Regulators are expanding critical habitat for right whales off the coasts of New England and the southeastern United States. Photo courtesy NOAA
WASHINGTON, Jan. 27 (UPI) -- The National Oceanic and Atmospheric Administration announced Tuesday that it plans to expand designated critical habitat for endangered North Atlantic right whales.
The newly-protected habitat encompasses the whale's feeding areas off the coast of New England in the Gulf of Maine and Georges Bank. The whale's calving grounds of the Southeastern coast, from North Carolina to Florida, will also be protected.
The announcement comes almost a year after the agency agreed to consider an expanded habitat designation for the right whale.
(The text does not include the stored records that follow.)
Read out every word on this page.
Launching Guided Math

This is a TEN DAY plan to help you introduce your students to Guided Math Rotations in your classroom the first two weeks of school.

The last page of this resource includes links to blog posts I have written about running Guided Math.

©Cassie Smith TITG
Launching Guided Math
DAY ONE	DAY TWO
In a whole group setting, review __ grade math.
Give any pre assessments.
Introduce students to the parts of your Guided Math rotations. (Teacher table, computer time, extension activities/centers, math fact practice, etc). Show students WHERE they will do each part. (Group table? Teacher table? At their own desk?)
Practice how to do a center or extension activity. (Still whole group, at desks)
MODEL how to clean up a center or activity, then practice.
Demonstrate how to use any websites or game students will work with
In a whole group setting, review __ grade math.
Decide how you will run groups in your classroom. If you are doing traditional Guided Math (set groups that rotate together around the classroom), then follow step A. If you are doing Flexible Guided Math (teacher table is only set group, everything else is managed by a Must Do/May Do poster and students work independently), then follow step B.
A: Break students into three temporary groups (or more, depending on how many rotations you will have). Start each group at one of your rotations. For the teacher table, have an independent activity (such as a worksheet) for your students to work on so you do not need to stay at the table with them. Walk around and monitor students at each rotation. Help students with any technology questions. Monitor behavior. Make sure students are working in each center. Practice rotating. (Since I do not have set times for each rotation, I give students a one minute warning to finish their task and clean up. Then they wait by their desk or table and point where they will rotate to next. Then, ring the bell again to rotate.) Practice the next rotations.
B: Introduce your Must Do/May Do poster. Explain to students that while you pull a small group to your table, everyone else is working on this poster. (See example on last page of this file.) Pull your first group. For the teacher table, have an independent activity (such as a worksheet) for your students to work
NOAA said the rule change will not impact commercial fishing regulations in the regions.
Scientists at the NOAA say new information about the distribution of the right whale confirmed the need to expand the species' critical habitat.
"With two decades of new information and improved understanding since we first designated critical habitat for the species, we believe the expansion will further protect essential foraging and calving areas to further improve recovery of this animal," Eileen Sobeck, assistant administrator for NOAA Fisheries, said in a news release.
"We're making significant progress in reversing the population decline of the species, and are seeing signs of recovery -- up to about 500 animals from the estimated 300 in 1994," Sobeck added. "But we still have a long way to get to complete recovery."
Right whales are one of the most endangered whales in the world. Their docile nature and slow swimming, combined with their preference for coastal waters and tendency to stay close to their surface, made them historically vulnerable to whalers.
Today, right whales are most threatened by vessel strikes and entanglement in commercial fishing nets.